The following example demonstrates UTF-16 to UTF-8 conversion.
#include <iostream>
#include <locale>
#include <codecvt>
#include <string>
int main() {
std::wstring sourceWide = L"Hello, World! 你好世界!";
std::wstring_convert<std::codecvt_utf8<wchar_t>> transcoder;
std::string resultUtf8 = transcoder.to_bytes(sourceWide);
std::cout << "UTF-8 Output: " << resultUtf8 << std::endl;
std::wstring_convert<std::codecvt<wchar_t, char, std::mbstate_t>> localeTranscoder;
std::wstring backToWide = localeTranscoder.from_bytes(resultUtf8);
std::wcout.imbue(std::locale("en_US.utf-8"));
std::wcout << L"Wide String: " << backToWide << std::endl;
return 0;
}
Converting between narrow and wide strings follows a similar pattern.
#include <iostream>
#include <locale>
#include <codecvt>
#include <string>
int main() {
std::wstring wideStr = L"测试字符串";
std::wstring_convert<std::codecvt<wchar_t, char, std::mbstate_t>>
conv(new std::codecvt<wchar_t, char, std::mbstate_t>(""));
std::string narrow = conv.to_bytes(wideStr);
std::wstring wide = conv.from_bytes(narrow);
std::cout << narrow << std::endl;
std::wcout.imbue(std::locale(""));
std::wcout << wide << std::endl;
return 0;
}
C++17 Encoding Conversion and Modern Alternatives
In C++17, std::codecvt carries a deprecation warning, prompting developers to consider alternative approaches.

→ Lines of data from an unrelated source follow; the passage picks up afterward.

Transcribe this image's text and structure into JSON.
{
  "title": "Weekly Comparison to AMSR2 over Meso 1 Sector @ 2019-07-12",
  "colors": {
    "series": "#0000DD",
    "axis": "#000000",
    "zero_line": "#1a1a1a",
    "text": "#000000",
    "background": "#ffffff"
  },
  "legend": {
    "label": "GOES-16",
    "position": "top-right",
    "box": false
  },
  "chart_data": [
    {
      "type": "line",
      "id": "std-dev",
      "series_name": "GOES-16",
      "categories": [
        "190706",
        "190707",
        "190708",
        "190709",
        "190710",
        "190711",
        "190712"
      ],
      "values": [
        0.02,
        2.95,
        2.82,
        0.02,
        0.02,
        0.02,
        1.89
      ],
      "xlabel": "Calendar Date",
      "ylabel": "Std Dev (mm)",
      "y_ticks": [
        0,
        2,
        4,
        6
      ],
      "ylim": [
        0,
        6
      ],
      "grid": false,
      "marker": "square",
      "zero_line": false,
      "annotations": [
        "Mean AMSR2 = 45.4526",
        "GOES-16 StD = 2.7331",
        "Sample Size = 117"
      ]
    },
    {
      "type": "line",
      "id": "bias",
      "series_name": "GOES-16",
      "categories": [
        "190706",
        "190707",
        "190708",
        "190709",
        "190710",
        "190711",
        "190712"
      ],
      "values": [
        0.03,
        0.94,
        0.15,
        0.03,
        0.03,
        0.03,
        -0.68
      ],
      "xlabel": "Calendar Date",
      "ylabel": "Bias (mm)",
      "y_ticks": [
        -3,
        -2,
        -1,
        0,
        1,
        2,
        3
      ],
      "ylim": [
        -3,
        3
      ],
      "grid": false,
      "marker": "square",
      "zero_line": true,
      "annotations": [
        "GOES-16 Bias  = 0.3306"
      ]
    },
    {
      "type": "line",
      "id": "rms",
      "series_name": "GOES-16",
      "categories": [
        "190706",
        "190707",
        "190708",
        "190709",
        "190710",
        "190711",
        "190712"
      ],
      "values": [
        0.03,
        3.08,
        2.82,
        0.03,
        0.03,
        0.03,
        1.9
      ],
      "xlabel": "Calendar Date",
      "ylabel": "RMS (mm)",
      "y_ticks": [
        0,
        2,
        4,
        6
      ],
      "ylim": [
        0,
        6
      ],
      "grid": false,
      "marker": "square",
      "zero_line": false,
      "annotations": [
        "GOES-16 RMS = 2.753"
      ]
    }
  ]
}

A common replacement uses std::codecvt_utf8_utf16 for UTF-8 and UTF-16 interoperation.
#include <iostream>
#include <locale>
#include <codecvt>
#include <string>
int main() {
std::wstring wideStr = L"Unicode Text 文字";
std::wstring_convert<std::codecvt_utf8_utf16<wchar_t>> converter;
std::string utf8Result = converter.to_bytes(wideStr);
std::cout << "UTF-8: " << utf8Result << std::endl;
std::wstring restored = converter.from_bytes(utf8Result);
std::wcout.imbue(std::locale(""));
std::wcout << L"Restored: " << restored << std::endl;
return 0;
}
This approach simplifies the conversion process by eliminating the need for manual locale object creation. The conversion flows naturally from wide string to UTF-8 and back.
For GBK and other legacy encodings, the standard library does not provide direct codecvt facets. The following example illustrates UTF-8 to UTF-16 conversion, which serves as a foundation for implementing other encoding workflows.
#include <iostream>
#include <codecvt>
#include <locale>
#include <string>
int main() {
std::string inputData = "Test Data 测试数据";
std::wstring_convert<std::codecvt_utf8_utf16<wchar_t>> transformer;
std::wstring intermediate = transformer.from_bytes(inputData);
std::wcout << L"Intermediate Form: " << intermediate << std::endl;
std::string outputData = transformer.to_bytes(intermediate);
std::cout << "Output: " << outputData << std::endl;
return 0;
}
For production applications requiring GBK support or other locale-specific encodings, third-party libraries such as libiconv or platform-specific APIs provide more comprehensive coverage than the standard library's deprecated facilities.